On their YouTube channel, host and "Vikings" enthusiast Vikinger addressed the fan theory that Sigurd survived his brush with death, and went on to marry a Northumbrian princess, as he does in the 13th century Icelandic Sagas, "The Saga of Ragnar Loðbrók & the Saga of Ragnar's Sons" (via Aldsidu). As fan Hernan Reyes commented on the video prior to Season 5, "The axe blow could well have knocked Sigurd out; he may have bled internally ... but a small axe thrown from across that long table would not necessarily hit the heart, and ... Sigurd may well have survived." 

While some fans based their desire to see Sigurd live (even if it happened off-screen) on Hirst's source material, others simply felt betrayed by his abrupt death. "Stupid how they built up baby Sigurd so much," wrote Reddit user Sherman_Gepard, adding, "[they] loved showing him and that eye. Then just killed him off before [he did] even one significant thing."

Though the episodes following Sigurd's run-in with Ivar do little to imply he survived his wound, a cursory glance at the Icelandic Sagas suggests fans had good reason to believe he did. The problem, of course, is that Hirst very intentionally deviated from known history and timelines and Scandinavian literary tradition in constructing his series.

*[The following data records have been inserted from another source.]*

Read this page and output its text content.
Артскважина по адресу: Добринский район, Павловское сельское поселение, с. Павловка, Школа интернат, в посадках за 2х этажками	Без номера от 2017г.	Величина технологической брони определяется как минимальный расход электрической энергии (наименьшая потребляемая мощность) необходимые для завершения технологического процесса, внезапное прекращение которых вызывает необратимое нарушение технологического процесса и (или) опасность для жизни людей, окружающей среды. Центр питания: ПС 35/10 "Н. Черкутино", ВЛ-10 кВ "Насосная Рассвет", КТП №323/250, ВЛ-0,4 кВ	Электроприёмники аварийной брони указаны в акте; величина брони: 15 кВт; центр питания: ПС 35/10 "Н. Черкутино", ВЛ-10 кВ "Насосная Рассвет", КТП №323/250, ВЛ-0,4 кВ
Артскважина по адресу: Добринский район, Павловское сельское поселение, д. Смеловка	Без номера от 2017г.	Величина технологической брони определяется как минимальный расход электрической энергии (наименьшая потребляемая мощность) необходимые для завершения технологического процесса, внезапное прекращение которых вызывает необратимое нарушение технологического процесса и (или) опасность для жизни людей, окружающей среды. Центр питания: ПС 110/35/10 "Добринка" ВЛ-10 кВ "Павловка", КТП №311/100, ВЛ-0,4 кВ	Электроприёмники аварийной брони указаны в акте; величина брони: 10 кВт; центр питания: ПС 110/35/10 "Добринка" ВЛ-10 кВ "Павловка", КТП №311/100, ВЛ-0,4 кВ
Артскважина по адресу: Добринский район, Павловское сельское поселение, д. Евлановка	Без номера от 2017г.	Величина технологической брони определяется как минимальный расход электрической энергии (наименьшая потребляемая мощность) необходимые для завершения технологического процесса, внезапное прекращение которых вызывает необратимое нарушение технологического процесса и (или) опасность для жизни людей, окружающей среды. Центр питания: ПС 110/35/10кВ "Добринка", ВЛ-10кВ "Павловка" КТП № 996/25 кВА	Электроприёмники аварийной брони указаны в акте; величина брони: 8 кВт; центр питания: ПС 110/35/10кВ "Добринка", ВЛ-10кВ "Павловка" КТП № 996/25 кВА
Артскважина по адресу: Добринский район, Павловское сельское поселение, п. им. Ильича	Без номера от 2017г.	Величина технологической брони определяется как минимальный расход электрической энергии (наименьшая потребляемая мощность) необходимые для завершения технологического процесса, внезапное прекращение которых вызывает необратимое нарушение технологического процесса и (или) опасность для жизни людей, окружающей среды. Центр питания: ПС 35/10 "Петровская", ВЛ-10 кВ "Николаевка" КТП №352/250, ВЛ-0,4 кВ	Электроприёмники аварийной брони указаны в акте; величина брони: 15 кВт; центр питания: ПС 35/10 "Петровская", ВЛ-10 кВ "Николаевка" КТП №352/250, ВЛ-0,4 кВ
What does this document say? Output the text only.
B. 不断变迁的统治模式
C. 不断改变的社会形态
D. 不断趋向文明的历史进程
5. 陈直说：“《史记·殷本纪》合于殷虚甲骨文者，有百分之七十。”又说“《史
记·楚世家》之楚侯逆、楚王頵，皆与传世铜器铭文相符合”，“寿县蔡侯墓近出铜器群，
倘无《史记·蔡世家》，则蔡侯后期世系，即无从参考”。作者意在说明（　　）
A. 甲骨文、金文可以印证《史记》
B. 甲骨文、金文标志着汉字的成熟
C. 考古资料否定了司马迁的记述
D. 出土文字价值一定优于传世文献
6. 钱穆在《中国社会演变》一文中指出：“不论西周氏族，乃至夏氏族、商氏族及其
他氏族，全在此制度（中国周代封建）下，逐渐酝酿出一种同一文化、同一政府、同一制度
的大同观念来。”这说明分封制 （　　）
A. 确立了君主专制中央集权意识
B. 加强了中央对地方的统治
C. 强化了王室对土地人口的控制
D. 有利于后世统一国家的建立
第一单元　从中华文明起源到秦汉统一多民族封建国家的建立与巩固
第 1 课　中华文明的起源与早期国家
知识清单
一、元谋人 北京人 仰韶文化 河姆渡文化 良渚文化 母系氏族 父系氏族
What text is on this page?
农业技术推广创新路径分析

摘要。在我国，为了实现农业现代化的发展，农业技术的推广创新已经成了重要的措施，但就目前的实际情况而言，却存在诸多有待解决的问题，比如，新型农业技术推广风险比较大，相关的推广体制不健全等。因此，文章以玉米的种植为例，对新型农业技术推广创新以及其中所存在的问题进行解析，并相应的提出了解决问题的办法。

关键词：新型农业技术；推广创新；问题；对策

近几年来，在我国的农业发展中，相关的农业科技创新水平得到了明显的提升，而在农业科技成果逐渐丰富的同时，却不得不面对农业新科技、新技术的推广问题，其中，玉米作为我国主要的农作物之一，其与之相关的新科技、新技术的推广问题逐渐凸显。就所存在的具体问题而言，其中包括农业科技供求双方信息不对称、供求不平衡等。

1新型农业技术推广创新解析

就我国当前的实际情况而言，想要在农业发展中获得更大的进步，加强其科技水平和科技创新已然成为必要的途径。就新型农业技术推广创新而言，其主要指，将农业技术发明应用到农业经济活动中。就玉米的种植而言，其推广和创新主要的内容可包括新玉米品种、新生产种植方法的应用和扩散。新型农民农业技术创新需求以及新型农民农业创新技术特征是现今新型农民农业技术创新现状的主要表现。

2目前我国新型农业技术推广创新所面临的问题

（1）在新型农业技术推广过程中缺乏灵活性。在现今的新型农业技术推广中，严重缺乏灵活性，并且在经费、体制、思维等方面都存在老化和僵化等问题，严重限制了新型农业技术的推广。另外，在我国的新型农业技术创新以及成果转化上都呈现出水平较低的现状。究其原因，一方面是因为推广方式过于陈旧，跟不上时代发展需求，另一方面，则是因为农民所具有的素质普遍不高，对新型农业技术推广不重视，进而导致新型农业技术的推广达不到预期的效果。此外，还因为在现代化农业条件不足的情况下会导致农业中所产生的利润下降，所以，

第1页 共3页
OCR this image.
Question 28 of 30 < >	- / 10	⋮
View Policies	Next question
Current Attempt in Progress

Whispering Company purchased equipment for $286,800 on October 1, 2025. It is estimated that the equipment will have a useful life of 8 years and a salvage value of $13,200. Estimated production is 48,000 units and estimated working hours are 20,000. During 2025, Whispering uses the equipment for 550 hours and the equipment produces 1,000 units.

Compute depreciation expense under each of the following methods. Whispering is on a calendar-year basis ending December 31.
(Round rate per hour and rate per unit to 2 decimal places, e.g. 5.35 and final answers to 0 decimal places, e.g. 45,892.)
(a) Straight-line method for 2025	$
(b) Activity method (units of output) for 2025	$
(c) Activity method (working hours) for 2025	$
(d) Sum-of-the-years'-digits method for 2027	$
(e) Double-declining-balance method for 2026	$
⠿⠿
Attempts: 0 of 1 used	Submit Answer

As with any epic television adaptation, certain narrative branches and subplots had to be cut in order to ensure the "Vikings" timeline" didn't get bogged down. 

How viable is the Sigurd Lives theory?

Sigurd Snake-in-The-Eye/Sigurd Áslaugsson features prominently in the Sagas long after Ragnar's death, becoming the grandfather of real-life 10th Century King Harald Fairhair. In "The Saga of the Volsungs: With the Saga of Ragnar Lothbrok," Jackson Crawford explains that, "By connecting the Norwegian royal family with this preeminent family of Norse heroes, the Saga of Ragnar Lođbrók was part of a tradition that glorified living rulers and helped justify their claims to power ..." (Crawford, page XIX).  

This contradicts Hirst's depiction of Harald (Peter Franzén's Harald Hálfdansson Fine Hair), since he's at least a dozen or so years older than Sigurd in the series. In order to create a more dynamic story, Hirst moved actual historical figures like Harald I and Rollo of Normandy (Clive Standen) into the same timeline as Ragnar (Travis Fimmel), despite the fact that their heydays don't exactly line up. 

This may be why he chose to cut Sigurd from a story in which, traditionally, he plays a key role. Since Hirst depicted Harald I as Ragnar's contemporary, he didn't need Sigurd to act as a bridge between legend and later reality. By killing him off, Hirst avoided having to juggle yet another son's story in an already crowded and soon-to-conclude series. While that may put the kibosh on the Sigurd Lives fan theory, it at least explains why one of Ragnar's most famous sons (are there any other kind?) exited the epic far earlier than expected.